3 Leadership Traits to Avoid When Supervising Street Cops

Street Cop

Leadership 101

For obvious reasons, I cannot divulge which agency or specific names of officers that I work with. It wouldn’t make much of a difference anyway.

Leadership, both good and bad, isn’t isolated to just one department.

Or one profession.

Toxic leadership crosses all barriers, both professionally and personally.

The truly unique profession of law enforcement has allowed me a front row seat to what I call the good, the bad, and the ugly of both the scum of our society and the leaders of those who face it.

And I’m not just talking about the job itself.

I’m talking about leadership.

Now there have been a thousand articles written on this topic by high ranking officers, police chiefs, criminologists, and P.H.D’s.

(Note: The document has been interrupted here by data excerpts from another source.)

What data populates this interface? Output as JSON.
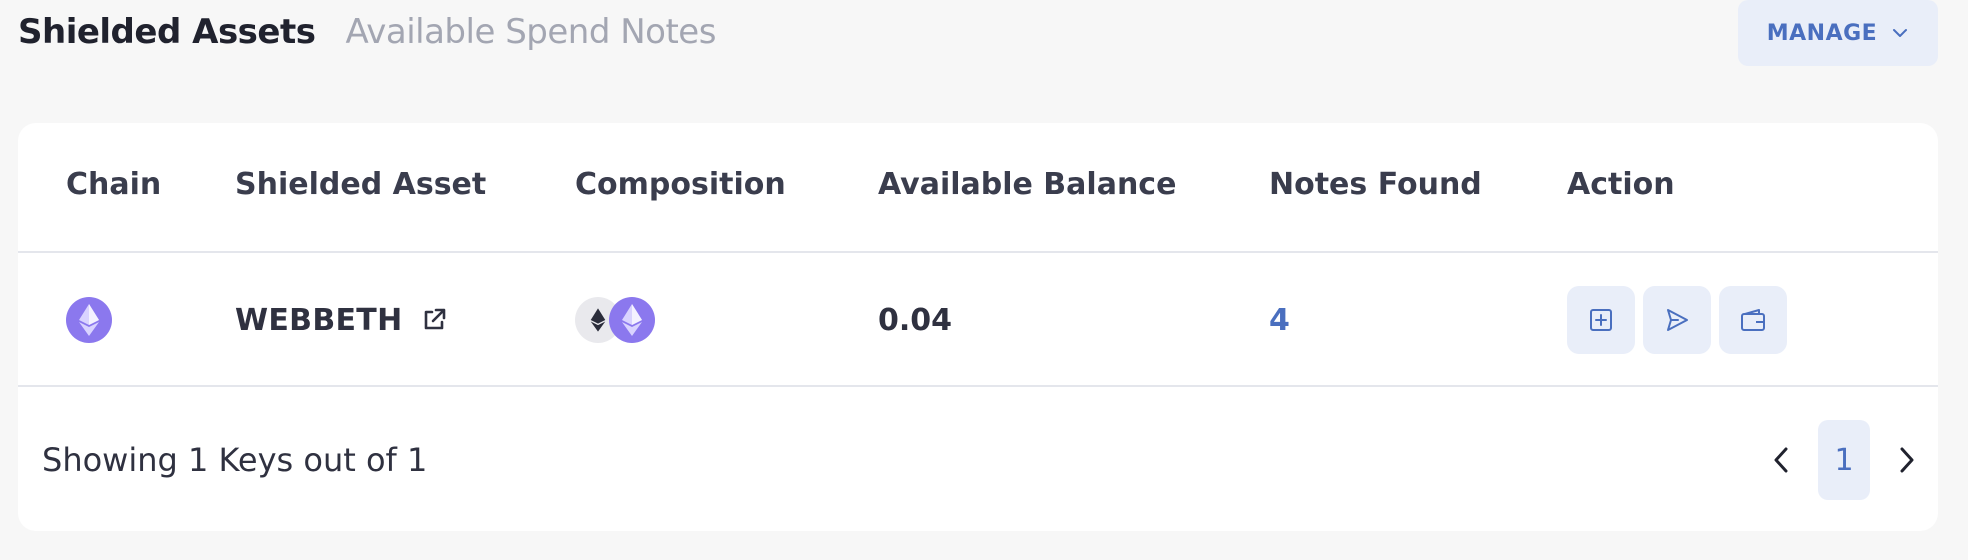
{
  "header": {
    "tabs": [
      {
        "label": "Shielded Assets",
        "active": true
      },
      {
        "label": "Available Spend Notes",
        "active": false
      }
    ],
    "manage_label": "MANAGE"
  },
  "table": {
    "columns": [
      "Chain",
      "Shielded Asset",
      "Composition",
      "Available Balance",
      "Notes Found",
      "Action"
    ],
    "rows": [
      {
        "chain_icon": "ethereum-icon",
        "asset": "WEBBETH",
        "composition": [
          "ethereum-icon",
          "ethereum-icon"
        ],
        "balance": "0.04",
        "notes_found": "4",
        "actions": [
          "deposit-icon",
          "transfer-icon",
          "withdraw-icon"
        ]
      }
    ]
  },
  "footer": {
    "showing_text": "Showing 1 Keys out of 1",
    "current_page": "1"
  },
  "colors": {
    "background": "#f7f7f7",
    "card": "#ffffff",
    "accent": "#4a6fbf",
    "accent_soft": "#e9eef9",
    "eth_purple": "#8b78ee",
    "text_dark": "#2f3140",
    "text_muted": "#a3a6b2"
  }
}
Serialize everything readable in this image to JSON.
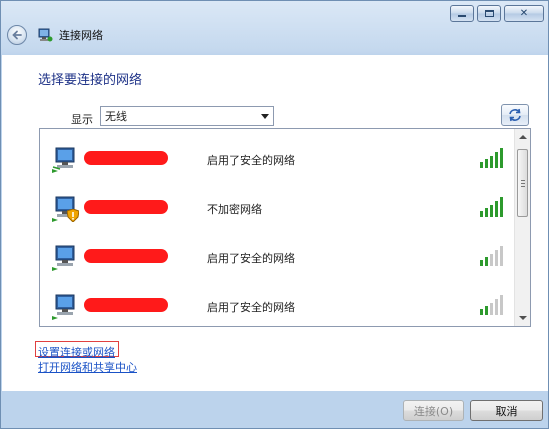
{
  "window": {
    "title": "连接网络",
    "caption_buttons": [
      "minimize",
      "maximize",
      "close"
    ],
    "close_glyph": "✕"
  },
  "heading": "选择要连接的网络",
  "filter": {
    "label": "显示",
    "selected": "无线"
  },
  "networks": [
    {
      "name": "",
      "security": "启用了安全的网络",
      "signal_bars": 5,
      "warning": false
    },
    {
      "name": "",
      "security": "不加密网络",
      "signal_bars": 5,
      "warning": true
    },
    {
      "name": "",
      "security": "启用了安全的网络",
      "signal_bars": 2,
      "warning": false
    },
    {
      "name": "",
      "security": "启用了安全的网络",
      "signal_bars": 2,
      "warning": false
    }
  ],
  "links": {
    "setup": "设置连接或网络",
    "center": "打开网络和共享中心"
  },
  "buttons": {
    "connect": "连接(O)",
    "cancel": "取消"
  },
  "colors": {
    "link": "#1a52c6",
    "heading": "#1e3287",
    "redaction": "#ff1a1a",
    "signal_active": "#2d9a2d",
    "signal_inactive": "#c8c8c8"
  },
  "icons": {
    "back": "back-arrow-icon",
    "title": "network-icon",
    "refresh": "refresh-icon",
    "network": "wireless-computer-icon",
    "warning": "shield-warning-icon",
    "signal": "signal-strength-icon"
  }
}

I’m thinking that, like me, after the first paragraph you are ready to claw your eyeballs out.

Why?

One word.

Boring.

Long winded.

Pretentious.

Okay, so that was more than one word.

Disclaimer:

I take leadership and it’s core principles seriously. This article should be a reminder to all of us in a position of leadership, to know and recognize, with self awareness, when we slip or fall into one of these categories.

1. Not knowing or having done the job

This goes counter to what some managers will tell you. They will say that you don’t necessarily need to know the job of your subordinates.

And they would be exactly right.

But this article isn’t about being a toxic manager.

It’s about leadership. Specifically, leading cops on the street.

I, like most of you I’m sure, have had supervisors who have come in and tried to fake their way into gaining the respect of their underlings.

It usually doesn’t go well.

We have all witnessed a boss who has been paralyzed to action when making a decision out in the field.

When the sh#t hits the fan, do you want the boss who knows the job or a manager?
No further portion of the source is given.